Les travailleuses et les travailleurs du Massif se dotent d’un mandat de grève
Baie-Saint-Paul, le 11 décembre 2025 — Réuni-es en assemblée générale jeudi soir, les membres du Syndicat des salarié-es du Massif Petite-Rivière-St-François (CSN) ont adopté une banque de 10 jours de grève à utiliser au moment jugé opportun. Le mandat a été adopté à 96%.
Alors que la saison s’amorce et que le Massif affiche ses succès, les travailleuses et les travailleurs dénoncent les reculs imposés par l’employeur à la table de négociation. La réduction des congés sans solde qui ne tient pas en compte de la vie personnelle, et une prime de soir plafonnée à 0,75 $ : pour les membres, la coupe est pleine.
« On veut nous faire payer le prix du succès du Massif. L’employeur félicite ses équipes dans les médias, mais à la table de négociation, il demande des reculs qui nuisent directement à nos vies. Le temps avance, mais notre négociation piétine. Le Massif, c’est nous : celles et ceux qui y travaillent jour après jour et il doit le reconnaitre », affirme Annick Simard, présidente du Syndicat des travailleuses et travailleurs du Massif (CSN).

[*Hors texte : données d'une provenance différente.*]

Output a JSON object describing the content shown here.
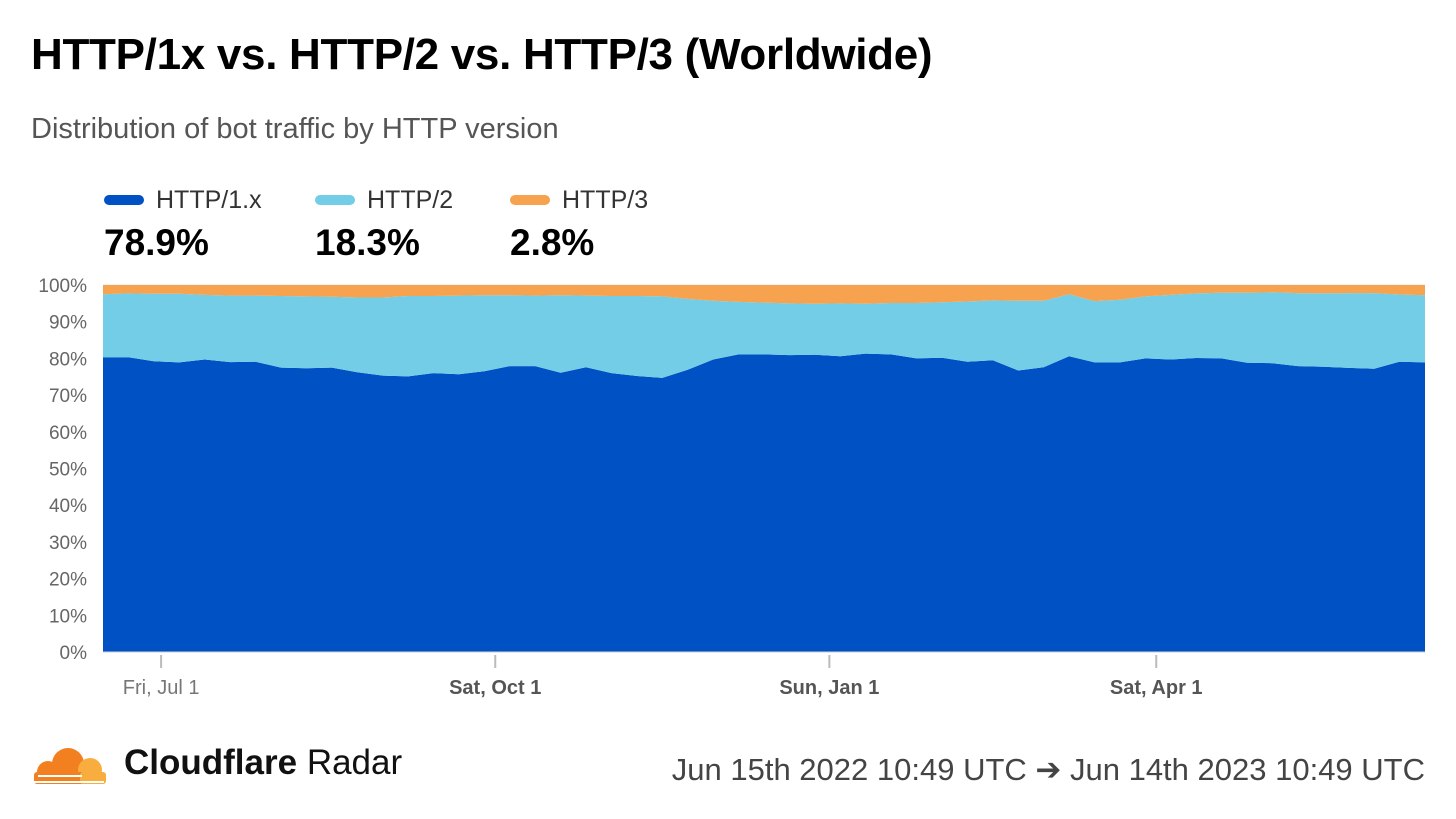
{
  "title": "HTTP/1x vs. HTTP/2 vs. HTTP/3 (Worldwide)",
  "subtitle": "Distribution of bot traffic by HTTP version",
  "legend": [
    {
      "name": "HTTP/1.x",
      "value": "78.9%",
      "color": "#0051c3"
    },
    {
      "name": "HTTP/2",
      "value": "18.3%",
      "color": "#73cde7"
    },
    {
      "name": "HTTP/3",
      "value": "2.8%",
      "color": "#f6a24f"
    }
  ],
  "footer": {
    "brand_bold": "Cloudflare",
    "brand_rest": "Radar",
    "date_range": "Jun 15th 2022 10:49 UTC ➔ Jun 14th 2023 10:49 UTC"
  },
  "chart_data": {
    "type": "area",
    "stacked": true,
    "x": [
      "2022-06-15",
      "2022-06-22",
      "2022-06-29",
      "2022-07-06",
      "2022-07-13",
      "2022-07-20",
      "2022-07-27",
      "2022-08-03",
      "2022-08-10",
      "2022-08-17",
      "2022-08-24",
      "2022-08-31",
      "2022-09-07",
      "2022-09-14",
      "2022-09-21",
      "2022-09-28",
      "2022-10-05",
      "2022-10-12",
      "2022-10-19",
      "2022-10-26",
      "2022-11-02",
      "2022-11-09",
      "2022-11-16",
      "2022-11-23",
      "2022-11-30",
      "2022-12-07",
      "2022-12-14",
      "2022-12-21",
      "2022-12-28",
      "2023-01-04",
      "2023-01-11",
      "2023-01-18",
      "2023-01-25",
      "2023-02-01",
      "2023-02-08",
      "2023-02-15",
      "2023-02-22",
      "2023-03-01",
      "2023-03-08",
      "2023-03-15",
      "2023-03-22",
      "2023-03-29",
      "2023-04-05",
      "2023-04-12",
      "2023-04-19",
      "2023-04-26",
      "2023-05-03",
      "2023-05-10",
      "2023-05-17",
      "2023-05-24",
      "2023-05-31",
      "2023-06-07",
      "2023-06-14"
    ],
    "x_ticks": [
      {
        "date": "2022-07-01",
        "label": "Fri, Jul 1",
        "bold": false
      },
      {
        "date": "2022-10-01",
        "label": "Sat, Oct 1",
        "bold": true
      },
      {
        "date": "2023-01-01",
        "label": "Sun, Jan 1",
        "bold": true
      },
      {
        "date": "2023-04-01",
        "label": "Sat, Apr 1",
        "bold": true
      }
    ],
    "y_ticks": [
      "0%",
      "10%",
      "20%",
      "30%",
      "40%",
      "50%",
      "60%",
      "70%",
      "80%",
      "90%",
      "100%"
    ],
    "ylim": [
      0,
      100
    ],
    "series": [
      {
        "name": "HTTP/1.x",
        "color": "#0051c3",
        "values": [
          80.3,
          80.3,
          79.2,
          78.9,
          79.7,
          79.0,
          79.1,
          77.5,
          77.3,
          77.5,
          76.2,
          75.3,
          75.1,
          76.0,
          75.7,
          76.5,
          77.9,
          77.9,
          76.1,
          77.6,
          76.0,
          75.2,
          74.7,
          76.9,
          79.7,
          81.1,
          81.1,
          80.9,
          81.0,
          80.6,
          81.3,
          81.1,
          80.0,
          80.2,
          79.1,
          79.5,
          76.7,
          77.6,
          80.6,
          78.9,
          78.9,
          80.0,
          79.7,
          80.1,
          80.0,
          78.8,
          78.7,
          77.9,
          77.7,
          77.4,
          77.2,
          79.1,
          78.9
        ]
      },
      {
        "name": "HTTP/2",
        "color": "#73cde7",
        "values": [
          17.2,
          17.4,
          18.4,
          18.7,
          17.6,
          18.1,
          18.0,
          19.5,
          19.6,
          19.3,
          20.4,
          21.3,
          21.9,
          21.0,
          21.4,
          20.7,
          19.3,
          19.2,
          21.1,
          19.5,
          21.0,
          21.8,
          22.2,
          19.3,
          16.0,
          14.3,
          14.1,
          14.1,
          13.9,
          14.4,
          13.6,
          14.0,
          15.1,
          15.1,
          16.4,
          16.3,
          19.0,
          18.1,
          16.9,
          16.7,
          17.1,
          16.9,
          17.6,
          17.6,
          17.9,
          19.1,
          19.3,
          19.9,
          20.0,
          20.4,
          20.6,
          18.3,
          18.3
        ]
      },
      {
        "name": "HTTP/3",
        "color": "#f6a24f",
        "values": [
          2.5,
          2.3,
          2.4,
          2.4,
          2.7,
          2.9,
          2.9,
          3.0,
          3.1,
          3.2,
          3.4,
          3.4,
          3.0,
          3.0,
          2.9,
          2.8,
          2.8,
          2.9,
          2.8,
          2.9,
          3.0,
          3.0,
          3.1,
          3.8,
          4.3,
          4.6,
          4.8,
          5.0,
          5.1,
          5.0,
          5.1,
          4.9,
          4.9,
          4.7,
          4.5,
          4.2,
          4.3,
          4.3,
          2.5,
          4.4,
          4.0,
          3.1,
          2.7,
          2.3,
          2.1,
          2.1,
          2.0,
          2.2,
          2.3,
          2.2,
          2.2,
          2.6,
          2.8
        ]
      }
    ],
    "grid": true,
    "legend_placement": "top-left"
  }
}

Le syndicat avance des demandes simples et réalistes, qui répondent aux besoins du terrain : encadrer la sous-traitance pour protéger les emplois, donner plus de congés de maladie pour se soigner sans perdre au change, améliorer les équipements de la montagne pour travailler de façon sécuritaire et réduire le nombre d’années avant d’obtenir une semaine de vacances supplémentaire.
Pour le Conseil central de Québec–Chaudière-Appalaches, le mandat envoyé à l’employeur est sans équivoque. « Le Massif, ce n’est pas une marque lointaine : c’est notre monde. Ce sont des femmes et des hommes de Charlevoix et des environs qui font vivre la montagne, été comme hiver. On ne bâtit pas un fleuron régional en affaiblissant les conditions de sa propre communauté. La direction doit entendre ce message venu de chez nous », soutient Pierre Émond, vice-président du Conseil central de Québec–Chaudière-Appalaches (CSN).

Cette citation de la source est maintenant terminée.